É o caso do residencial Gabriel 130, na Alameda Gabriel Monteiro da Silva, nos limites do Jardim América. Idealizado pela JNA Arquitetos, tem 50 apartamentos, todos voltados para os jardins. “A vista foi fundamental na escolha do terreno. É um diferencial que meus concorrentes não têm”, afirma Guilherme Rossi, CEO da GR Properties, responsável pelo prédio.

Polêmica

No fim do ano passado (16 de dezembro), o próprio Condephaat aprovou mudanças no tombamento da região, permitindo desmembrar os lotes para receber condomínios de casas ou pequenos prédios e um novo perfil de uso, permitindo a abertura de empresas e comércio. Em 19 de dezembro, a Justiça de São Paulo suspendeu a revisão nas regras em virtude de uma liminar.

“É um cenário de pânico. A resolução permite que terrenos antes ocupados por dez pessoas de uma família passem a receber mais de cem funcionários de empresas, por exemplo.
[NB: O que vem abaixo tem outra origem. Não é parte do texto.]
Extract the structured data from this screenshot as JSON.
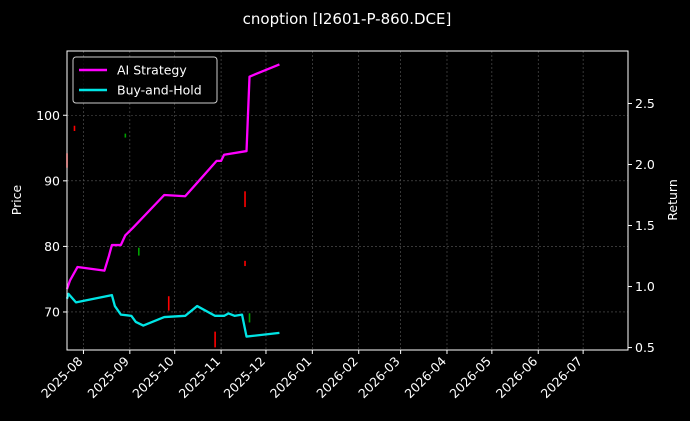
{
  "chart_data": {
    "type": "line",
    "title": "cnoption [I2601-P-860.DCE]",
    "ylabel_left": "Price",
    "ylabel_right": "Return",
    "ylim_left": [
      64.2,
      109.8
    ],
    "ylim_right": [
      0.48,
      2.93
    ],
    "xlim": [
      "2025-07-21",
      "2026-07-31"
    ],
    "grid": true,
    "legend_position": "top-left",
    "x_ticks": [
      "2025-08",
      "2025-09",
      "2025-10",
      "2025-11",
      "2025-12",
      "2026-01",
      "2026-02",
      "2026-03",
      "2026-04",
      "2026-05",
      "2026-06",
      "2026-07"
    ],
    "x_tick_dates": [
      "2025-08-01",
      "2025-09-01",
      "2025-10-01",
      "2025-11-01",
      "2025-12-01",
      "2026-01-01",
      "2026-02-01",
      "2026-03-01",
      "2026-04-01",
      "2026-05-01",
      "2026-06-01",
      "2026-07-01"
    ],
    "y_ticks_left": [
      70,
      80,
      90,
      100
    ],
    "y_ticks_right": [
      0.5,
      1.0,
      1.5,
      2.0,
      2.5
    ],
    "series": [
      {
        "name": "AI Strategy",
        "axis": "right",
        "color": "#ff00ff",
        "points": [
          [
            "2025-07-21",
            0.98
          ],
          [
            "2025-07-23",
            1.05
          ],
          [
            "2025-07-28",
            1.16
          ],
          [
            "2025-08-15",
            1.13
          ],
          [
            "2025-08-18",
            1.25
          ],
          [
            "2025-08-20",
            1.34
          ],
          [
            "2025-08-26",
            1.34
          ],
          [
            "2025-08-29",
            1.42
          ],
          [
            "2025-09-03",
            1.48
          ],
          [
            "2025-09-24",
            1.75
          ],
          [
            "2025-10-08",
            1.74
          ],
          [
            "2025-10-16",
            1.85
          ],
          [
            "2025-10-29",
            2.03
          ],
          [
            "2025-11-01",
            2.03
          ],
          [
            "2025-11-03",
            2.08
          ],
          [
            "2025-11-18",
            2.11
          ],
          [
            "2025-11-20",
            2.72
          ],
          [
            "2025-12-10",
            2.82
          ]
        ]
      },
      {
        "name": "Buy-and-Hold",
        "axis": "right",
        "color": "#00e5e5",
        "points": [
          [
            "2025-07-21",
            0.9
          ],
          [
            "2025-07-22",
            0.94
          ],
          [
            "2025-07-27",
            0.87
          ],
          [
            "2025-08-20",
            0.93
          ],
          [
            "2025-08-22",
            0.84
          ],
          [
            "2025-08-26",
            0.77
          ],
          [
            "2025-09-02",
            0.76
          ],
          [
            "2025-09-05",
            0.71
          ],
          [
            "2025-09-10",
            0.68
          ],
          [
            "2025-09-24",
            0.75
          ],
          [
            "2025-10-08",
            0.76
          ],
          [
            "2025-10-16",
            0.84
          ],
          [
            "2025-10-28",
            0.76
          ],
          [
            "2025-11-03",
            0.76
          ],
          [
            "2025-11-06",
            0.78
          ],
          [
            "2025-11-10",
            0.76
          ],
          [
            "2025-11-15",
            0.77
          ],
          [
            "2025-11-18",
            0.59
          ],
          [
            "2025-12-10",
            0.62
          ]
        ]
      }
    ],
    "candles": [
      {
        "date": "2025-07-21",
        "low": 92.0,
        "high": 94.2,
        "color": "#ff0000"
      },
      {
        "date": "2025-07-26",
        "low": 97.6,
        "high": 98.4,
        "color": "#ff0000"
      },
      {
        "date": "2025-08-29",
        "low": 96.6,
        "high": 97.2,
        "color": "#00a000"
      },
      {
        "date": "2025-09-07",
        "low": 78.6,
        "high": 79.8,
        "color": "#00a000"
      },
      {
        "date": "2025-09-27",
        "low": 70.2,
        "high": 72.4,
        "color": "#ff0000"
      },
      {
        "date": "2025-10-28",
        "low": 64.6,
        "high": 67.0,
        "color": "#ff0000"
      },
      {
        "date": "2025-11-17",
        "low": 86.0,
        "high": 88.4,
        "color": "#ff0000"
      },
      {
        "date": "2025-11-17",
        "low": 77.0,
        "high": 77.8,
        "color": "#ff0000"
      },
      {
        "date": "2025-11-20",
        "low": 68.4,
        "high": 69.8,
        "color": "#00a000"
      }
    ]
  },
  "legend": {
    "items": [
      {
        "label": "AI Strategy",
        "color": "#ff00ff"
      },
      {
        "label": "Buy-and-Hold",
        "color": "#00e5e5"
      }
    ]
  }
}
A infraestrutura do bairro é antiga e não suportaria esse aumento de demanda”, diz Barros.

Segundo ele, foi usada uma premissa falsa para embasar a revisão: a de que a região estaria tomada de casas vazias e terrenos abandonados. “Essa é a realidade de apenas 2% dos imóveis em razão de pendências judiciais de seus donos, o que inviabiliza a venda”, explica.